J'aimerais aussi relever que nous devrons trouver des solutions pour avoir une assurance perte de gain créée par l'Etat lui-même, et nous irons dans cette direction, parce que cela est nécessaire pour les collaboratrices et les collaborateurs. Par ailleurs, le projet de loi, aussi bien tel qu'il est sorti de commission qu'avec l'amendement proposé, entraînerait une moins bonne protection de l'ensemble des travailleurs et des travailleuses qui aujourd'hui bénéficient d'une assurance perte de gain maladie et accident surobligatoire. C'est le cas des collaboratrices et collaborateurs des HUG, c'est le cas des collaboratrices et collaborateurs de l'IMAD, dont les employeurs seraient contraints de résilier l'assurance perte de gain, alors que ces personnes-là sont exposées à des dangers particuliers: on le sait pour les médecins avec l'exposition au sang, on le sait aussi pour les collaboratrices et collaborateurs de l'IMAD, mais pas seulement, pour les assistantes en soins également ainsi que pour le personnel hospitalier. Mesdames et Messieurs, avec le projet de loi tel qu'il est sorti de commission, respectivement avec son amendement, tout cela ne serait plus possible, cela figure dans le projet de loi et tout en bas de l'amendement.

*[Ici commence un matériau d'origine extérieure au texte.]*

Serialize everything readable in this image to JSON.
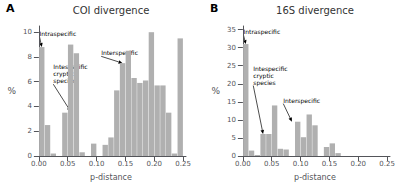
{
  "chart_data": [
    {
      "type": "histogram",
      "title": "COI divergence",
      "xlabel": "p-distance",
      "ylabel": "%",
      "color": "#b0b0b0",
      "bins": [
        0.0,
        0.01,
        0.02,
        0.03,
        0.04,
        0.05,
        0.06,
        0.07,
        0.08,
        0.09,
        0.1,
        0.11,
        0.12,
        0.13,
        0.14,
        0.15,
        0.16,
        0.17,
        0.18,
        0.19,
        0.2,
        0.21,
        0.22,
        0.23,
        0.24,
        0.25
      ],
      "values": [
        8.8,
        2.5,
        0.2,
        0.0,
        3.5,
        9.0,
        8.3,
        0.3,
        0.0,
        1.0,
        0.0,
        0.9,
        1.5,
        5.3,
        7.5,
        8.5,
        6.3,
        5.9,
        6.1,
        10.0,
        5.7,
        5.7,
        3.5,
        0.2,
        9.5
      ],
      "xlim": [
        -0.005,
        0.255
      ],
      "xticks": [
        {
          "value": 0.0,
          "label": "0.00"
        },
        0.05,
        {
          "value": 0.1,
          "label": "0.10"
        },
        0.15,
        {
          "value": 0.2,
          "label": "0.20"
        },
        0.25
      ],
      "ylim": [
        0,
        10.5
      ],
      "yticks": [
        0,
        2,
        4,
        6,
        8,
        10
      ],
      "grid": false,
      "annotations": [
        {
          "text": "A"
        },
        {
          "text": "Intraspecific",
          "x": 0.005,
          "y": 8.8,
          "text_x": 0.001,
          "text_y": 9.65
        },
        {
          "text": "Intespecific\ncryptic\nspecies",
          "x": 0.055,
          "y": 3.6,
          "text_x": 0.025,
          "text_y": 5.8
        },
        {
          "text": "Interspecific",
          "x": 0.145,
          "y": 7.5,
          "text_x": 0.108,
          "text_y": 8.05
        }
      ]
    },
    {
      "type": "histogram",
      "title": "16S divergence",
      "xlabel": "p-distance",
      "ylabel": "%",
      "color": "#b0b0b0",
      "bins": [
        0.0,
        0.01,
        0.02,
        0.03,
        0.04,
        0.05,
        0.06,
        0.07,
        0.08,
        0.09,
        0.1,
        0.11,
        0.12,
        0.13,
        0.14,
        0.15,
        0.16,
        0.17,
        0.18,
        0.19,
        0.2,
        0.21,
        0.22,
        0.23,
        0.24,
        0.25
      ],
      "values": [
        31.0,
        1.5,
        0.3,
        6.1,
        6.1,
        14.0,
        2.0,
        1.8,
        0.0,
        9.5,
        5.2,
        11.5,
        8.5,
        0.0,
        2.5,
        3.5,
        0.8,
        0.0,
        0.0,
        0.0,
        0.0,
        0.0,
        0.0,
        0.0,
        0.0
      ],
      "xlim": [
        -0.005,
        0.255
      ],
      "xticks": [
        {
          "value": 0.0,
          "label": "0.00"
        },
        0.05,
        {
          "value": 0.1,
          "label": "0.10"
        },
        0.15,
        {
          "value": 0.2,
          "label": "0.20"
        },
        0.25
      ],
      "ylim": [
        0,
        36
      ],
      "yticks": [
        0,
        5,
        10,
        15,
        20,
        25,
        30,
        35
      ],
      "grid": false,
      "annotations": [
        {
          "text": "B"
        },
        {
          "text": "Intraspecific",
          "x": 0.005,
          "y": 31.0,
          "text_x": 0.001,
          "text_y": 33.5
        },
        {
          "text": "Intespecific\ncryptic\nspecies",
          "x": 0.035,
          "y": 6.1,
          "text_x": 0.018,
          "text_y": 19.5
        },
        {
          "text": "Interspecific",
          "x": 0.085,
          "y": 9.5,
          "text_x": 0.07,
          "text_y": 14.5
        }
      ]
    }
  ]
}
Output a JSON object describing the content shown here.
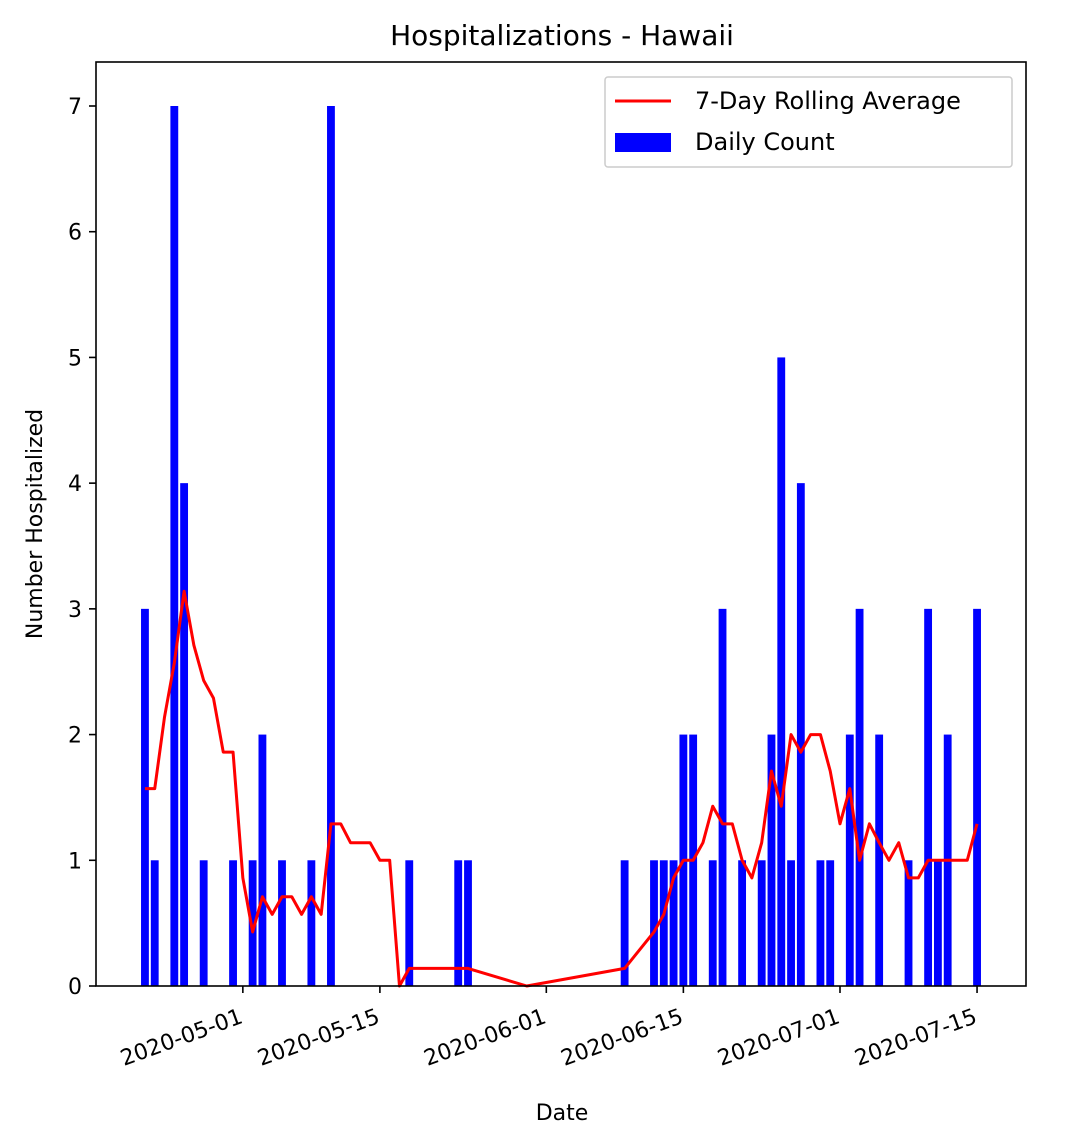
{
  "chart_data": {
    "type": "bar",
    "title": "Hospitalizations - Hawaii",
    "xlabel": "Date",
    "ylabel": "Number Hospitalized",
    "ylim": [
      0,
      7.35
    ],
    "xlim": [
      "2020-04-16",
      "2020-07-20"
    ],
    "x_ticks": [
      "2020-05-01",
      "2020-05-15",
      "2020-06-01",
      "2020-06-15",
      "2020-07-01",
      "2020-07-15"
    ],
    "y_ticks": [
      "0",
      "1",
      "2",
      "3",
      "4",
      "5",
      "6",
      "7"
    ],
    "grid": false,
    "legend_position": "top-right",
    "series": [
      {
        "name": "Daily Count",
        "type": "bar",
        "color": "#0000ff",
        "points": [
          {
            "date": "2020-04-21",
            "value": 3
          },
          {
            "date": "2020-04-22",
            "value": 1
          },
          {
            "date": "2020-04-24",
            "value": 7
          },
          {
            "date": "2020-04-25",
            "value": 4
          },
          {
            "date": "2020-04-27",
            "value": 1
          },
          {
            "date": "2020-04-30",
            "value": 1
          },
          {
            "date": "2020-05-02",
            "value": 1
          },
          {
            "date": "2020-05-03",
            "value": 2
          },
          {
            "date": "2020-05-05",
            "value": 1
          },
          {
            "date": "2020-05-08",
            "value": 1
          },
          {
            "date": "2020-05-10",
            "value": 7
          },
          {
            "date": "2020-05-18",
            "value": 1
          },
          {
            "date": "2020-05-23",
            "value": 1
          },
          {
            "date": "2020-05-24",
            "value": 1
          },
          {
            "date": "2020-06-09",
            "value": 1
          },
          {
            "date": "2020-06-12",
            "value": 1
          },
          {
            "date": "2020-06-13",
            "value": 1
          },
          {
            "date": "2020-06-14",
            "value": 1
          },
          {
            "date": "2020-06-15",
            "value": 2
          },
          {
            "date": "2020-06-16",
            "value": 2
          },
          {
            "date": "2020-06-18",
            "value": 1
          },
          {
            "date": "2020-06-19",
            "value": 3
          },
          {
            "date": "2020-06-21",
            "value": 1
          },
          {
            "date": "2020-06-23",
            "value": 1
          },
          {
            "date": "2020-06-24",
            "value": 2
          },
          {
            "date": "2020-06-25",
            "value": 5
          },
          {
            "date": "2020-06-26",
            "value": 1
          },
          {
            "date": "2020-06-27",
            "value": 4
          },
          {
            "date": "2020-06-29",
            "value": 1
          },
          {
            "date": "2020-06-30",
            "value": 1
          },
          {
            "date": "2020-07-02",
            "value": 2
          },
          {
            "date": "2020-07-03",
            "value": 3
          },
          {
            "date": "2020-07-05",
            "value": 2
          },
          {
            "date": "2020-07-08",
            "value": 1
          },
          {
            "date": "2020-07-10",
            "value": 3
          },
          {
            "date": "2020-07-11",
            "value": 1
          },
          {
            "date": "2020-07-12",
            "value": 2
          },
          {
            "date": "2020-07-15",
            "value": 3
          }
        ]
      },
      {
        "name": "7-Day Rolling Average",
        "type": "line",
        "color": "#ff0000",
        "x": [
          "2020-04-21",
          "2020-04-22",
          "2020-04-23",
          "2020-04-24",
          "2020-04-25",
          "2020-04-26",
          "2020-04-27",
          "2020-04-28",
          "2020-04-29",
          "2020-04-30",
          "2020-05-01",
          "2020-05-02",
          "2020-05-03",
          "2020-05-04",
          "2020-05-05",
          "2020-05-06",
          "2020-05-07",
          "2020-05-08",
          "2020-05-09",
          "2020-05-10",
          "2020-05-11",
          "2020-05-12",
          "2020-05-13",
          "2020-05-14",
          "2020-05-15",
          "2020-05-16",
          "2020-05-17",
          "2020-05-18",
          "2020-05-23",
          "2020-05-24",
          "2020-05-30",
          "2020-06-09",
          "2020-06-12",
          "2020-06-13",
          "2020-06-14",
          "2020-06-15",
          "2020-06-16",
          "2020-06-17",
          "2020-06-18",
          "2020-06-19",
          "2020-06-20",
          "2020-06-21",
          "2020-06-22",
          "2020-06-23",
          "2020-06-24",
          "2020-06-25",
          "2020-06-26",
          "2020-06-27",
          "2020-06-28",
          "2020-06-29",
          "2020-06-30",
          "2020-07-01",
          "2020-07-02",
          "2020-07-03",
          "2020-07-04",
          "2020-07-05",
          "2020-07-06",
          "2020-07-07",
          "2020-07-08",
          "2020-07-09",
          "2020-07-10",
          "2020-07-11",
          "2020-07-12",
          "2020-07-13",
          "2020-07-14",
          "2020-07-15"
        ],
        "values": [
          1.57,
          1.57,
          2.14,
          2.57,
          3.14,
          2.71,
          2.43,
          2.29,
          1.86,
          1.86,
          0.86,
          0.43,
          0.71,
          0.57,
          0.71,
          0.71,
          0.57,
          0.71,
          0.57,
          1.29,
          1.29,
          1.14,
          1.14,
          1.14,
          1.0,
          1.0,
          0.0,
          0.14,
          0.14,
          0.14,
          0.0,
          0.14,
          0.43,
          0.57,
          0.86,
          1.0,
          1.0,
          1.14,
          1.43,
          1.29,
          1.29,
          1.0,
          0.86,
          1.14,
          1.71,
          1.43,
          2.0,
          1.86,
          2.0,
          2.0,
          1.71,
          1.29,
          1.57,
          1.0,
          1.29,
          1.14,
          1.0,
          1.14,
          0.86,
          0.86,
          1.0,
          1.0,
          1.0,
          1.0,
          1.0,
          1.29
        ]
      }
    ]
  }
}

J'aimerais aussi rappeler qu'on ne peut pas, sur un sujet tel que celui-ci, en troisième débat, revenir avec un amendement qui demande la création d'une caisse publique pour une assurance perte de gain de collaboratrices et collaborateurs, alors qu'aujourd'hui, c'est justement l'Etat qui tient ce rôle et qui assure cette protection. C'est contradictoire, et penser qu'on peut faire ce vote sur le siège sans l'avoir soumis à des services compétents, même s'ils devaient dire oui - ils pourraient aussi dire non, ou feraient au moins des modifications -, ce n'est pas digne de nos travaux, Mesdames et Messieurs. Je vous encourage à refuser ce projet de loi, à refuser cet amendement et je prends l'engagement devant vous de revenir avec un projet de loi qui pourra remporter une large adhésion. Je vous remercie. (Applaudissements.)

Des voix. Bravo !

La présidente. Merci. Je vous rappelle que nous sommes en troisième débat. Nous votons d'abord sur l'amendement de Mme Alimi, qui est un amendement général, raison pour laquelle je le mets aux voix en une fois.

Amendement général

Mis aux voix, cet amendement général est rejeté par 56 non contre 42 oui.

Mis aux voix, le projet de loi 12428 est rejeté en troisième débat dans son ensemble par 66 non contre 32 oui (vote nominal).